Utilities remain among the most prominent winners, bannered as genuine "picks and shovels" companies. Data center energy demand will continue to grow in the foreseeable future, but today, we remain supply-constrained.

  • Semis / Nvidia:

Data center revenue for Nvidia has now surpassed $31B in quarterly revenue, showing no signs of decline. Growth continues to accelerate across the supply chain as Nvidia preps for releasing Blackwell GB200 - the company's newest chip iteration.

  • Foundation Models:

Despite ChatGPT and Anthropic's Claude classification as consumer products, the foundation models that power those simple products are critical to the Gen AI infrastructure stack. Foundation Models saw a 6.5x increase in spending in the last year alone, increasing to $6.5B. This growth rate is accelerating, not decelerating.

Generative AI Compute Cycle Infrastructure Growth Snapshot

Source: CapitalIQ, Nvidia Investor Relations, 7GC researcH

On the consumer side, despite the endless noise on generative AI, the data points to the fact that we are also in the early innings. Analyzing Reuters data, only ~11% of the population is using OpenAI on a weekly basis. Some argue that would showcase a lack of real applicability, but that ramp is far quicker than we saw in the cloud and desktop internet eras. The data also shows that 84% have used ChatGPT once or have never heard of it. That would indicate, if we were looking at this on an apples-to-apples basis, that we are currently in 1995 or 2010, looking at previous compute cycles.

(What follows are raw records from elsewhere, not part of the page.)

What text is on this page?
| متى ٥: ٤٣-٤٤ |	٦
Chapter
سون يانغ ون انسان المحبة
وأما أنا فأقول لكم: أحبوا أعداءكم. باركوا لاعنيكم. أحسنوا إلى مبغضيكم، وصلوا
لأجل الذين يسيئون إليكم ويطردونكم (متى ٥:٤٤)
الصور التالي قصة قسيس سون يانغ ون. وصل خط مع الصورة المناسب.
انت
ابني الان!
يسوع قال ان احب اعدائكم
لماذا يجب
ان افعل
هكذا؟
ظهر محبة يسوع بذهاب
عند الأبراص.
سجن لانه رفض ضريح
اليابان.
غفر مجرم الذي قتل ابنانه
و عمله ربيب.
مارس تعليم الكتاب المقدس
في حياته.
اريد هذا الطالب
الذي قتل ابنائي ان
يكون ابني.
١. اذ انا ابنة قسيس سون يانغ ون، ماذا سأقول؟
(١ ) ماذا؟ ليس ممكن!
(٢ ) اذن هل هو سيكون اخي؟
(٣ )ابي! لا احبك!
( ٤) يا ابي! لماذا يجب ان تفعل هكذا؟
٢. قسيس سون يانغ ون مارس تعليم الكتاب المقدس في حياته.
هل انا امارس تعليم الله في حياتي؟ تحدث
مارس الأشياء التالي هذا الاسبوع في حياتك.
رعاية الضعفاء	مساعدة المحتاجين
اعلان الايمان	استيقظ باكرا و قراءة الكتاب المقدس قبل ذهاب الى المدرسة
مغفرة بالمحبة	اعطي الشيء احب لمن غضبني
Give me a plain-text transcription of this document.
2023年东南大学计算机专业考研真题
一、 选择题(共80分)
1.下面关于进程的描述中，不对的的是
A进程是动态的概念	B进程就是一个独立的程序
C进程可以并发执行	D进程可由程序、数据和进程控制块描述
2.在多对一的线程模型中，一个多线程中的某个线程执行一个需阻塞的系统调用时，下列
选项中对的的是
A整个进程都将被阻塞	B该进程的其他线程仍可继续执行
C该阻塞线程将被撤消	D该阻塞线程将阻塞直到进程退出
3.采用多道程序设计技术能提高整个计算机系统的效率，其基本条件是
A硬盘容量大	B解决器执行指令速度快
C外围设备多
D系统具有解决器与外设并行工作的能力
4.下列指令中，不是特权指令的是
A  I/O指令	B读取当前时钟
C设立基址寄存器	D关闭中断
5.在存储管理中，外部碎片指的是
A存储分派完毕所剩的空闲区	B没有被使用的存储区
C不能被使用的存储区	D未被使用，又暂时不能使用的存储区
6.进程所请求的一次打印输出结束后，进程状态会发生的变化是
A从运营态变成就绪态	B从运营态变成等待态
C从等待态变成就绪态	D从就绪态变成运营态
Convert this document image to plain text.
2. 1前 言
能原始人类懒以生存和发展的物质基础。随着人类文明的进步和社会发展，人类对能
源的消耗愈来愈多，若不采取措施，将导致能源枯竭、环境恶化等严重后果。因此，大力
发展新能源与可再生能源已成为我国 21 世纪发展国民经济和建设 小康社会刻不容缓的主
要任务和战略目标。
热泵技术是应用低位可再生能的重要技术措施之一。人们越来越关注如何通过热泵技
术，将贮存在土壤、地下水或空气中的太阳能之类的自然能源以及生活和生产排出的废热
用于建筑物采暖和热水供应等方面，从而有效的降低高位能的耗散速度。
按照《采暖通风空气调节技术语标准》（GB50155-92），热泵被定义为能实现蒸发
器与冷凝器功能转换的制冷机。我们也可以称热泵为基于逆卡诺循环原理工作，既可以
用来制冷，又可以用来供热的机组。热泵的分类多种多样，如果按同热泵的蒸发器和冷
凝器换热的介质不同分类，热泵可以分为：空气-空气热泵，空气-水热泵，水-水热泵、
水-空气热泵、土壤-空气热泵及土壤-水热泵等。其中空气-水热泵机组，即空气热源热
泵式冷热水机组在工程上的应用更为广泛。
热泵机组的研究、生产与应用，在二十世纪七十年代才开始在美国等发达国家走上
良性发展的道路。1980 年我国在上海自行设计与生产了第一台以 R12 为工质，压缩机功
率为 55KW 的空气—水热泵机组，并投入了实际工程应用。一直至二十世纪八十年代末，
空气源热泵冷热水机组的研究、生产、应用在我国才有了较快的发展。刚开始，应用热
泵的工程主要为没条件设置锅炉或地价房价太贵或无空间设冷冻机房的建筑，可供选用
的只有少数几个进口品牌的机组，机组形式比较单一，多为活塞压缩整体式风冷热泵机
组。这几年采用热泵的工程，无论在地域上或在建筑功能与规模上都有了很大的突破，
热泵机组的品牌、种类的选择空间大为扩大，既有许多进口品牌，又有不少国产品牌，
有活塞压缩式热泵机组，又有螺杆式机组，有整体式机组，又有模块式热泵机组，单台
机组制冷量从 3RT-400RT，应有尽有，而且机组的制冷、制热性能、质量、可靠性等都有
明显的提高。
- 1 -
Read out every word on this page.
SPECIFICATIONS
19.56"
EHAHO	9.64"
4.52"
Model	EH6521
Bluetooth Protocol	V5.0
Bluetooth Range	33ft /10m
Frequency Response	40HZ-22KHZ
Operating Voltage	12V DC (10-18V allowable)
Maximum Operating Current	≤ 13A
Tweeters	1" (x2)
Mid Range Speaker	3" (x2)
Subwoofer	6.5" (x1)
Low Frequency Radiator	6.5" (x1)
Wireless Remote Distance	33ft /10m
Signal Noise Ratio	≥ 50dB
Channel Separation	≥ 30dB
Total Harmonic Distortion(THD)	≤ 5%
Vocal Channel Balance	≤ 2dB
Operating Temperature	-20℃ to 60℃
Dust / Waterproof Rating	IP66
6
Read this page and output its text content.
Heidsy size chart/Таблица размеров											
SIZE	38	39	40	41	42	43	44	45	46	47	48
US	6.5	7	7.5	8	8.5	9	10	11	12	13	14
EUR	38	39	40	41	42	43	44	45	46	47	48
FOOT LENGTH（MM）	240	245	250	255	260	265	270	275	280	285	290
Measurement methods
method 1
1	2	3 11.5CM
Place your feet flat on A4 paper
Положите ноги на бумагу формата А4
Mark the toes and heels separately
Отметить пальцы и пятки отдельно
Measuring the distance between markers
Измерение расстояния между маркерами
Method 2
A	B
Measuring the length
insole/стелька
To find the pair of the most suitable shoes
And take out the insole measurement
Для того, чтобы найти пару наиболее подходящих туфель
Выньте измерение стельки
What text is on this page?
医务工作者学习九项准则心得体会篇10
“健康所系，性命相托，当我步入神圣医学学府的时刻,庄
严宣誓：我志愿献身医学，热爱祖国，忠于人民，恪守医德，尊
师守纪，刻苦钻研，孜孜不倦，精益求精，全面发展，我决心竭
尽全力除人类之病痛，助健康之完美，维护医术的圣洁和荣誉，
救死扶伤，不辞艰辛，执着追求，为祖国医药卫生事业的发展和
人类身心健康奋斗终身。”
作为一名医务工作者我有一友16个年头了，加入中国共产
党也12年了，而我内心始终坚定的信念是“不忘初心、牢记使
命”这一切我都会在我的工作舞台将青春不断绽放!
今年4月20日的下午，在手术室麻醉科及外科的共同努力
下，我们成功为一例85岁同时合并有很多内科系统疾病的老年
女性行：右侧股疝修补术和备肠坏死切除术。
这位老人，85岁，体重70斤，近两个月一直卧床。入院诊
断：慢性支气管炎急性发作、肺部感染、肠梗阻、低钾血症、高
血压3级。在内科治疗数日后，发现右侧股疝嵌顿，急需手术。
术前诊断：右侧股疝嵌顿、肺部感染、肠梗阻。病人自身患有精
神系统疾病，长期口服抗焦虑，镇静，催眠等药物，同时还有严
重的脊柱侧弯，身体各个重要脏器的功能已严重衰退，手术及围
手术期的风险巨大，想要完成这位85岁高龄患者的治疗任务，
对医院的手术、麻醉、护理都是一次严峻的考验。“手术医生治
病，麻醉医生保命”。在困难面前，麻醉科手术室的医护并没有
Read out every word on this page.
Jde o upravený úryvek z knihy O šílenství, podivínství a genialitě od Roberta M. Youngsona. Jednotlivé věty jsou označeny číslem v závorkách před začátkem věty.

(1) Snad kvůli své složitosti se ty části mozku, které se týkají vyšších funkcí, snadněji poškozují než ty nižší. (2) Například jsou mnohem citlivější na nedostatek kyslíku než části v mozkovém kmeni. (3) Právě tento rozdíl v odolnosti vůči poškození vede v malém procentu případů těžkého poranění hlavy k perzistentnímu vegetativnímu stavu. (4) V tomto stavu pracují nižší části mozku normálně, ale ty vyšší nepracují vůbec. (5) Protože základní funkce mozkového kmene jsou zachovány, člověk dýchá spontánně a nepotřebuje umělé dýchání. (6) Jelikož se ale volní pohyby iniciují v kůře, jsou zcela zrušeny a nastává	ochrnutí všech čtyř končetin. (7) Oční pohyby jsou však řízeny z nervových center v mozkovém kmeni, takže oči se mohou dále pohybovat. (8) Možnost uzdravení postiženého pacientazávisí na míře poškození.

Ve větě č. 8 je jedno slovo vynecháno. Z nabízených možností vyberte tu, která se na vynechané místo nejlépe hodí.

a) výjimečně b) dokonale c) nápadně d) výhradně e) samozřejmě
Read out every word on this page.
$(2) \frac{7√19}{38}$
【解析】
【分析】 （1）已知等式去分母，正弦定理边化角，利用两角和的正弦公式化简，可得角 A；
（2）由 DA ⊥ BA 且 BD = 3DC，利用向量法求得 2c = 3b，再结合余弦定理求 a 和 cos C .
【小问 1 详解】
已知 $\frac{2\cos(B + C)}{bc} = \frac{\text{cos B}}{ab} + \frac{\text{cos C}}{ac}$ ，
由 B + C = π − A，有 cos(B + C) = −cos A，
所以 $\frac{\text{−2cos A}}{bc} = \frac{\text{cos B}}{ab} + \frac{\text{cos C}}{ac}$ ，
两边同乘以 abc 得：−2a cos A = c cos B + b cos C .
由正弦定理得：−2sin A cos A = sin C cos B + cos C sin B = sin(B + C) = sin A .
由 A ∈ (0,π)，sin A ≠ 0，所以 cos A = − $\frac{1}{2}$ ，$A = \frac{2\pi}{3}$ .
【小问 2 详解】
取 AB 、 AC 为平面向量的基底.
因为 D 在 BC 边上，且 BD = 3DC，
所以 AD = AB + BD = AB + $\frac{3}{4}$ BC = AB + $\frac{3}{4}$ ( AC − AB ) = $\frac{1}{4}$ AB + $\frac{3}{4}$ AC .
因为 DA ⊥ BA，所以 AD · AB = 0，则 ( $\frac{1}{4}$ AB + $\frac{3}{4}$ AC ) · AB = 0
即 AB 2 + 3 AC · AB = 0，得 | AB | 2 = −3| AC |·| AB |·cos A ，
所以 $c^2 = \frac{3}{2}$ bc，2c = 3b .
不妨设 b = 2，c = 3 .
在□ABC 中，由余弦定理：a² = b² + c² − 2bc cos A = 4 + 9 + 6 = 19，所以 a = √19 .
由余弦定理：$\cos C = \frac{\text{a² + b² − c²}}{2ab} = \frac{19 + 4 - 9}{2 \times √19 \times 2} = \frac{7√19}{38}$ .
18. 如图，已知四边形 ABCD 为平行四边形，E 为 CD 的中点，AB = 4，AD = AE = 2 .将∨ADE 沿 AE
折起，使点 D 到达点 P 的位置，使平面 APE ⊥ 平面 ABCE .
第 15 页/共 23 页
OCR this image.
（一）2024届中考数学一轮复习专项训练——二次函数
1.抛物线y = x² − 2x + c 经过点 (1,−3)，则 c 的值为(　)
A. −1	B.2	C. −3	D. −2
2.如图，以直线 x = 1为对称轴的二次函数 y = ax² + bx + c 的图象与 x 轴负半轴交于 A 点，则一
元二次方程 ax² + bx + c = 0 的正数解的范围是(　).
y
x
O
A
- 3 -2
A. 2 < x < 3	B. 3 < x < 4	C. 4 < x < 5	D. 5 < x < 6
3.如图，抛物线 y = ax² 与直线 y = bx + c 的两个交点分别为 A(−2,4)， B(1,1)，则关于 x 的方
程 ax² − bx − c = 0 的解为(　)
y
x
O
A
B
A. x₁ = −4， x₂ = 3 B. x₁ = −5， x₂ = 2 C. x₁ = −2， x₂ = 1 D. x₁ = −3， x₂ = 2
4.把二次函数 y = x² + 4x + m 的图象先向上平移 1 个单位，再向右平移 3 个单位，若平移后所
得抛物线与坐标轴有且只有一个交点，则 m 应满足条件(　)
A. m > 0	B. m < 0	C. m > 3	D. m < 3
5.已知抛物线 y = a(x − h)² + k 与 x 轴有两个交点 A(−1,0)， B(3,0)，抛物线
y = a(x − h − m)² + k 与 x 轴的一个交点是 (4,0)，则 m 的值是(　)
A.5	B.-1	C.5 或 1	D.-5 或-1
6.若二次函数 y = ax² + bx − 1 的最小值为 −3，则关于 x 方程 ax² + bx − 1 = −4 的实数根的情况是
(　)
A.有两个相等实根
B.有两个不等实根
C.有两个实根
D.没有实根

The consumer and enterprise-level momentum doesn't seem to be slowing either, evaluating Morgan Stanley's sentiment checks over the past 12 months. Web visit growth continues to accelerate and hit new all-time highs each month for ChatGPT, with Google trends pointing to robust demand. ChatGPT reached 100 on their 1-100 sentiment index, which is an all-time high. On the enterprise side, CIOs surveyed stating they had no plans to use fell to 3%, down from 31% a year ago. 

Generative AI Compute Cycle Recap / Timeline

We are searching for decay! However, the overall trend remains intact outside of excess capital, potentially investing in lower-quality businesses and squeamishness on continued infrastructure ramp. We saw a similar picture in 2023, where the SOXX Index sat flat from June through November 2023, only to gain over 50% in the first half of 2024.

We will keep searching for signs of weakness. Still, today, we struggle to see what signs are pointing to a slowing in any shape, way, or form across all data points, especially when benchmarking trends relative to previous compute cycle timelines.